“This rollicking menopausal melodrama boasts an all-star cast and a writer at the height of her powers.”


“Chaps of a certain age had better find important jobs to do at 9pm on Wednesdays for the next few weeks … because their ladies will be watching Girlfriends. This rollicking menopausal melodrama boasts an all-star cast and a writer at the height of her powers.”
Christopher Stevens, Daily Mail

“I expected a carousel of middle-age clichés: anti-wrinkle treatments, divorces, hot flushes. And, actually, Girlfriends delivers all of these things. But it is not awful or depressing. In fact, I enjoyed it so much I immediately watched episode two.”
Carol Midgley, The Times

“When careworn Linda, self-involved Sue and exasperated Gail were allowed to get on with finding nuance and subtlety in the seeping unhappiness of their late-middle age, Girlfriends gripped. For the most part, however, it just floundered in extraneous subplots.”
Gabriel Tate, The Telegraph

“It’s a shame that in this first episode, good intentions seem to outweigh great drama. Wanamaker seems unbelievably meek and dowdy while Richardson, although she looks like she is having a ball, plays Sue with the same vampish chutzpah as Patsy from Absolutely Fabulous and Samantha in Sex and the City. You just can’t imagine that that is all there is to these women.”
Bernadette McNulty, The i

“It’s a set-up in which nobody is without some force 9 gale of chaos raging around their split ends and that does, of course, ensure there’s lots going on. It’s possible to get compassion fatigue with dramas, though, as you can the news.”
Matt Baylis, Daily Express

“Wherever it goes, it will be real and glorious and fun. The results of people with talent to burn writing, playing and directing (as Mellor is also doing) what they know always are.”
Lucy Mangan, The Guardian

“I don’t get TV’s obsession with perpetually sending celebrities abroad and thought the Real Marigold on Tour was deathly dull, but at least Margolyes earns her keep on these jaunts by never being boring, though she can be brusque.
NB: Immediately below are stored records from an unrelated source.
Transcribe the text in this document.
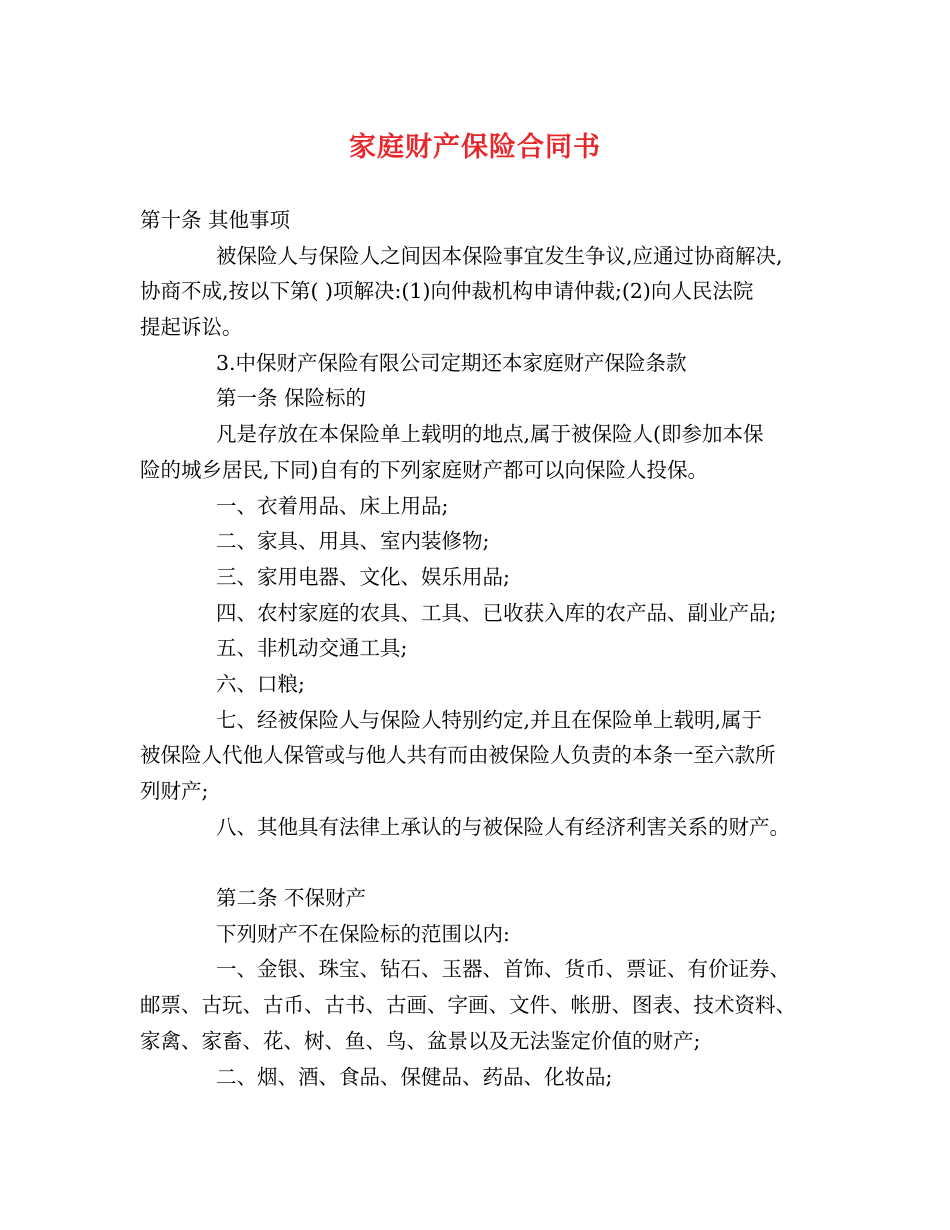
家庭财产保险合同书
第十条 其他事项
被保险人与保险人之间因本保险事宜发生争议,应通过协商解决,
协商不成,按以下第( )项解决:(1)向仲裁机构申请仲裁;(2)向人民法院
提起诉讼。
3.中保财产保险有限公司定期还本家庭财产保险条款
第一条 保险标的
凡是存放在本保险单上载明的地点,属于被保险人(即参加本保
险的城乡居民,下同)自有的下列家庭财产都可以向保险人投保。
一、衣着用品、床上用品;
二、家具、用具、室内装修物;
三、家用电器、文化、娱乐用品;
四、农村家庭的农具、工具、已收获入库的农产品、副业产品;
五、非机动交通工具;
六、口粮;
七、经被保险人与保险人特别约定,并且在保险单上载明,属于
被保险人代他人保管或与他人共有而由被保险人负责的本条一至六款所
列财产;
八、其他具有法律上承认的与被保险人有经济利害关系的财产。
第二条 不保财产
下列财产不在保险标的范围以内:
一、金银、珠宝、钻石、玉器、首饰、货币、票证、有价证券、
邮票、古玩、古币、古书、古画、字画、文件、帐册、图表、技术资料、
家禽、家畜、花、树、鱼、鸟、盆景以及无法鉴定价值的财产;
二、烟、酒、食品、保健品、药品、化妆品;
Still, I think we learnt as much about Margolyes as we did the American Dream.”
Carol Midgley, The Times

“This was an hour of few revelations, but many minor pleasures and the occasional overturned expectation on the part of both presenter and viewer. Margolyes cut a gloriously incongruous figure, yet this inveterate talker also proved an engaged listener as young black men, frozen out of the American Dream, articulated their frustrations and fears.”
Gabriel Tate, The Telegraph

A Stitch In Time, BBC4

“This half-hour documentary packed far more information on the history and art of making clothes than you’ll find in an entire series of the Great British Sewing Bee.”